Not only does the VLRC ignore the concerns of most Victorians, but it totally ignores the weight of social science research. Consider this remark: “it is not family structure that determines emotional, social and psychological outcomes for children, but rather the quality of family processes and relationships.” The findings of Dr McNair are then immediately cited. Chairperson Neave echoed these thoughts in a recent TV interview, saying that love is all that matters, not family structure.

The fact is, however, based on the social science evidence, there is probably no more demonstrably false statement that can be made than that.

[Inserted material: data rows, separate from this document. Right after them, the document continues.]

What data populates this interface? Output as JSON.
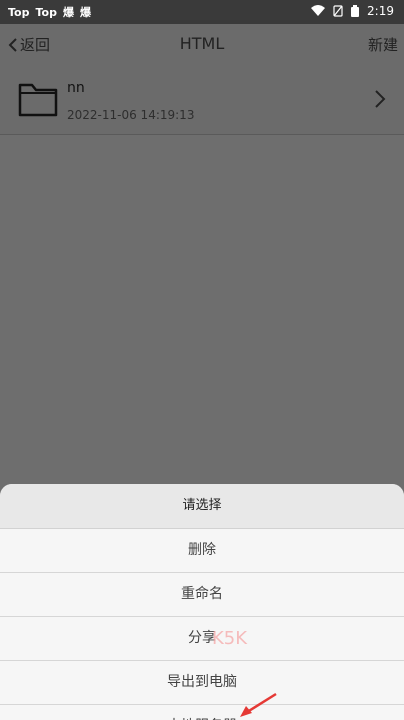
{
  "statusbar": {
    "left_labels": [
      "Top",
      "Top",
      "爆",
      "爆"
    ],
    "time": "2:19"
  },
  "appbar": {
    "back_label": "返回",
    "title": "HTML",
    "new_label": "新建"
  },
  "files": [
    {
      "name": "nn",
      "date": "2022-11-06 14:19:13"
    }
  ],
  "sheet": {
    "title": "请选择",
    "items": [
      "删除",
      "重命名",
      "分享",
      "导出到电脑",
      "本地服务器"
    ]
  },
  "watermark": "K5K",
  "colors": {
    "dim_overlay": "#6e6e6e",
    "sheet_bg": "#f1f1f1",
    "arrow": "#e53935"
  }
}
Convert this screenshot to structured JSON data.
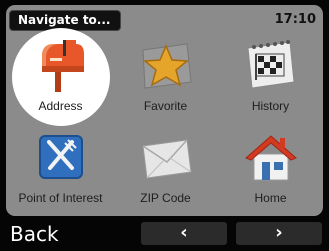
{
  "header": {
    "title": "Navigate to...",
    "time": "17:10"
  },
  "menu": {
    "items": [
      {
        "label": "Address",
        "icon": "mailbox-icon",
        "selected": true
      },
      {
        "label": "Favorite",
        "icon": "star-icon",
        "selected": false
      },
      {
        "label": "History",
        "icon": "calendar-flag-icon",
        "selected": false
      },
      {
        "label": "Point of Interest",
        "icon": "fork-knife-icon",
        "selected": false
      },
      {
        "label": "ZIP Code",
        "icon": "envelope-icon",
        "selected": false
      },
      {
        "label": "Home",
        "icon": "house-icon",
        "selected": false
      }
    ]
  },
  "footer": {
    "back_label": "Back",
    "prev_label": "‹",
    "next_label": "›"
  },
  "colors": {
    "screen_background": "#8b8b8b",
    "selection": "#ffffff",
    "accent_orange": "#e8572a",
    "poi_blue": "#2f6fbd",
    "home_red": "#d23a22"
  }
}
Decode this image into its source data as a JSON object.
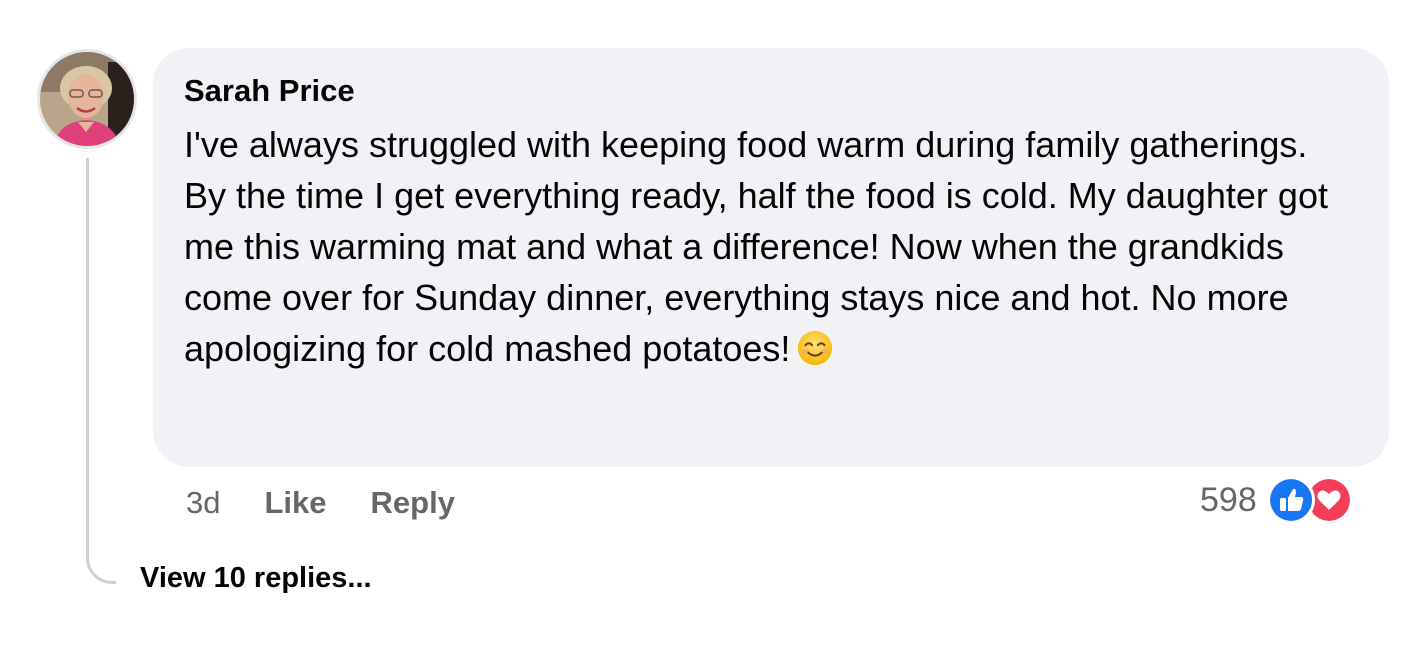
{
  "comment": {
    "author": "Sarah Price",
    "text": "I've always struggled with keeping food warm during family gatherings. By the time I get everything ready, half the food is cold. My daughter got me this warming mat and what a difference! Now when the grandkids come over for Sunday dinner, everything stays nice and hot. No more apologizing for cold mashed potatoes!",
    "emoji": "smiling-face-emoji",
    "avatar": "profile-photo"
  },
  "actions": {
    "time": "3d",
    "like_label": "Like",
    "reply_label": "Reply"
  },
  "reactions": {
    "count": "598",
    "icons": [
      "like-reaction-icon",
      "love-reaction-icon"
    ],
    "colors": {
      "like": "#1877f2",
      "love": "#f33e58"
    }
  },
  "replies": {
    "view_label": "View 10 replies..."
  },
  "colors": {
    "bubble_bg": "#f0f2f5",
    "secondary_text": "#65676b",
    "primary_text": "#050505",
    "thread_line": "#ced0d4"
  }
}
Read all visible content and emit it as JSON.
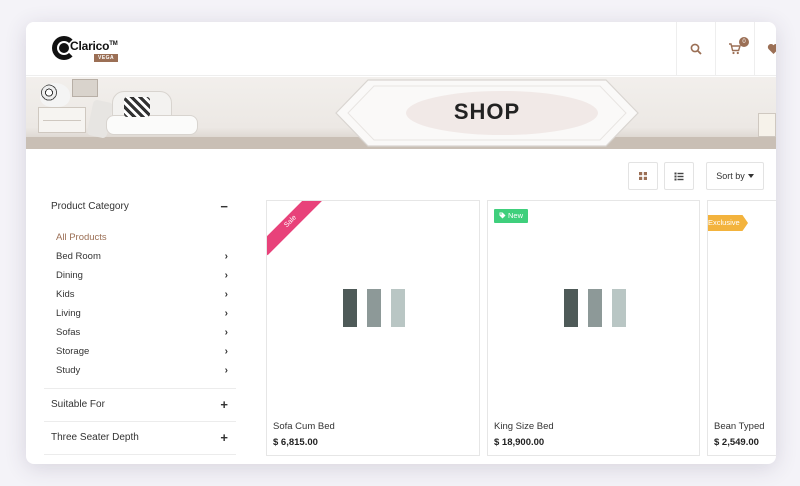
{
  "brand": {
    "name": "Clarico",
    "tm": "TM",
    "tag": "VEGA"
  },
  "header": {
    "icons": [
      "search-icon",
      "cart-icon",
      "heart-icon"
    ],
    "cart_count": "0"
  },
  "banner": {
    "title": "SHOP"
  },
  "toolbar": {
    "sort_label": "Sort by"
  },
  "sidebar": {
    "category_title": "Product Category",
    "categories": [
      "All Products",
      "Bed Room",
      "Dining",
      "Kids",
      "Living",
      "Sofas",
      "Storage",
      "Study"
    ],
    "filters": [
      "Suitable For",
      "Three Seater Depth"
    ]
  },
  "products": [
    {
      "name": "Sofa Cum Bed",
      "price": "$ 6,815.00",
      "badge": "Sale"
    },
    {
      "name": "King Size Bed",
      "price": "$ 18,900.00",
      "badge": "New"
    },
    {
      "name": "Bean Typed",
      "price": "$ 2,549.00",
      "badge": "Exclusive"
    }
  ],
  "colors": {
    "accent": "#9b6f55",
    "sale": "#e8427a",
    "new": "#3fcf7c",
    "exclusive": "#f3b33d"
  }
}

Over 10,000 international social science studies from the past 35 years have made one point crystal clear: family structure does matter, and matters more than anything else in terms of the well-being of the child.

Generally speaking, children raised in biological two-parent families, cemented by marriage, do overwhelmingly better by every social indicator. The research is in, and the debate is largely over, at least overseas. This is probably the most consistent social science finding of the past half century. Clearly the VLRC is more interested in pushing an agenda than dealing with this vast body of evidence.

Yet the position paper keeps talking about how the best interests of the child should be paramount. It even admits that the wellbeing of children was the “predominant concern expressed by people in public forums, in submissions and at the roundtables conducted by the commission”. I would guess that most of these concerns for the well-being of children were premised on the belief that it is the right of every child to have his or her own biological mother and father.

Yet this commission thinks otherwise. But it is not just trendy lefties who are pushing an agenda here. Another major factor in the equation deserves attention. Financial interests are also clouding the debate. That is, there are clear vested interests from those whose livelihoods come from IVF and ART. The biotech industry is driven by monetary concerns as much as Big Oil or Big Tobacco. Thus in their submissions they would have been quite happy to open the door to IVF access as wide as possible.

Single and uninterested in finding a partner? No problem. We can fix you up – for a hefty fee of course. Prefer a same-sex partner to the more traditional variety? No worries! We can fix you up as well. Most Victorians can understand the grief of genuine biological infertility. But to subsidise the lifestyle choices of those who are “socially infertile” is another matter altogether, especially if some people are getting rich out of such circumstances.

In sum, the VLRC is simply going through the motions of seeking public opinion when it already has its mind made up on its favoured outcome. It is quite happy to go through this charade, well aware that it will push for the objectives it wants. It does not mind wasting our tax dollars in the process.

And if the opinion of most Victorians happens to be opposed to their agenda and its implementation, tough luck. This whole exercise is a scandalous waste of tax payers’ money and an example of a trendy activist organisation seeking to push a minority agenda at the expense of the rest of the community.